HC Deb 24 July 1871 vol 208 cc165-6
MR. AKROYD

asked the Surveyor General of the Ordnance, Whether his attention has been called to a Memorial addressed to the War Office by the Huddersfield Chamber of Commerce in reply to a Letter from Mr. Howell, Director of Contracts, to the Chamber, dated the 25th of May, 1871, in which Memorial it is stated that No low or medium army cloths are produced in Yorkshire without an admixture of mungo or shoddy, according to the nature of the cloth; and, further, that "a system of favouritism unquestionably prevails" in the Inspection Department whereby "the best article is not always received by the Government;" and, whether it is not the fact that there is an Assistant Adjutant General for Clothing, aided by a Colonel on the Staff (selected by the Horse Guards) as Inspector of Clothing, whose duty it is to prevent such practices; and, further, what steps, if any, have been taken to remedy such a state of things?

SIR HENRY STORKS

Sir, no letter on this subject has been addressed by the Director of Contracts to the Huddersfield Chamber of Commerce, and no Memorial, so far as I can trace, has been received at the War Office from the Huddersfield Chamber in regard to it. The words referred to by the hon. Member occur in a document sent to the War Office, in reply to an inquiry of the Director of Contracts, by a Manchester firm as representing the opinion of their Huddersfield house. Those inquiries were instituted under the following circumstances:—A clause in the specification which governs the supply of cloth to the Army expressly forbids the use of mungo, shoddy, or any other waste materials; but as it has been held that the introduction of certain small quantities of such material cannot be checked, and that an unscrupulous clothmaker may consequently hinder a good maker from obtaining a contract by quoting a lower price, the question has arisen whether or not the clause should not be struck out and the cloth taken if it is equal in every way to the pattern.

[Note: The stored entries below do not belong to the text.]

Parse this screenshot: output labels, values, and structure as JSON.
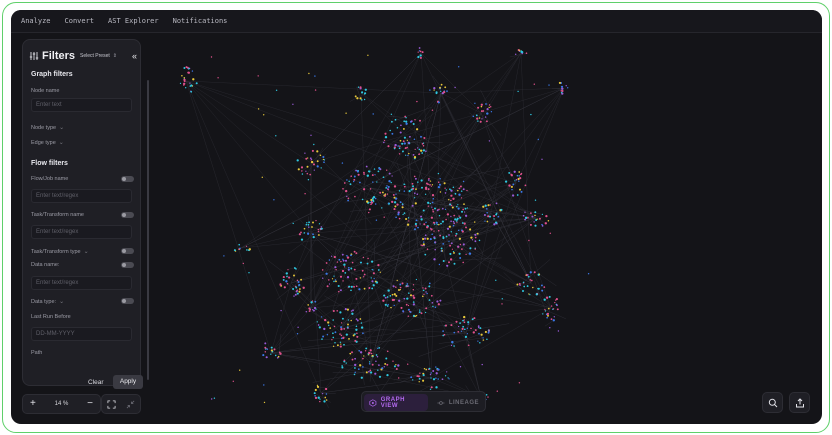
{
  "nav": {
    "items": [
      "Analyze",
      "Convert",
      "AST Explorer",
      "Notifications"
    ]
  },
  "filters": {
    "title": "Filters",
    "preset_label": "Select Preset",
    "preset_arrows": "⇕",
    "collapse_icon": "«",
    "graph_filters": {
      "title": "Graph filters",
      "node_name_label": "Node name",
      "node_name_placeholder": "Enter text",
      "node_type_label": "Node type",
      "edge_type_label": "Edge type"
    },
    "flow_filters": {
      "title": "Flow filters",
      "flow_job_label": "Flow/Job name",
      "flow_job_placeholder": "Enter text/regex",
      "task_transform_name_label": "Task/Transform name",
      "task_transform_name_placeholder": "Enter text/regex",
      "task_transform_type_label": "Task/Transform type",
      "data_name_label": "Data name:",
      "data_name_placeholder": "Enter text/regex",
      "data_type_label": "Data type:",
      "last_run_label": "Last Run Before",
      "last_run_placeholder": "DD-MM-YYYY",
      "path_label": "Path"
    },
    "clear_label": "Clear",
    "apply_label": "Apply"
  },
  "zoom": {
    "plus": "+",
    "value": "14 %",
    "minus": "−"
  },
  "view_toggle": {
    "graph_label": "GRAPH VIEW",
    "lineage_label": "LINEAGE"
  },
  "colors": {
    "accent": "#b46af0",
    "node_pink": "#e0508c",
    "node_cyan": "#2ec8e0",
    "node_blue": "#3a78e8",
    "node_yellow": "#e8c83a",
    "node_purple": "#9a5ad8"
  },
  "icons": [
    "sliders-icon",
    "chevron-down-icon",
    "fit-screen-icon",
    "collapse-arrows-icon",
    "graph-view-icon",
    "lineage-icon",
    "search-icon",
    "export-icon"
  ]
}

This point is under consideration and will be settled before the next contracts for cloth are put out, the object of the Department being to place contracts upon such a footing as will induce manufacturers of the first class to seek the orders of Government, and to satisfy them that in all respects their goods will receive an impartial but judicious inspection. There is an Assistant Adjutant General for Clothing at the Horse Guards, and an Inspector of Clothing, who is a colonel in the Army, is employed in the clothing factory at Pimlico. A change in the Inspection Department is in contemplation.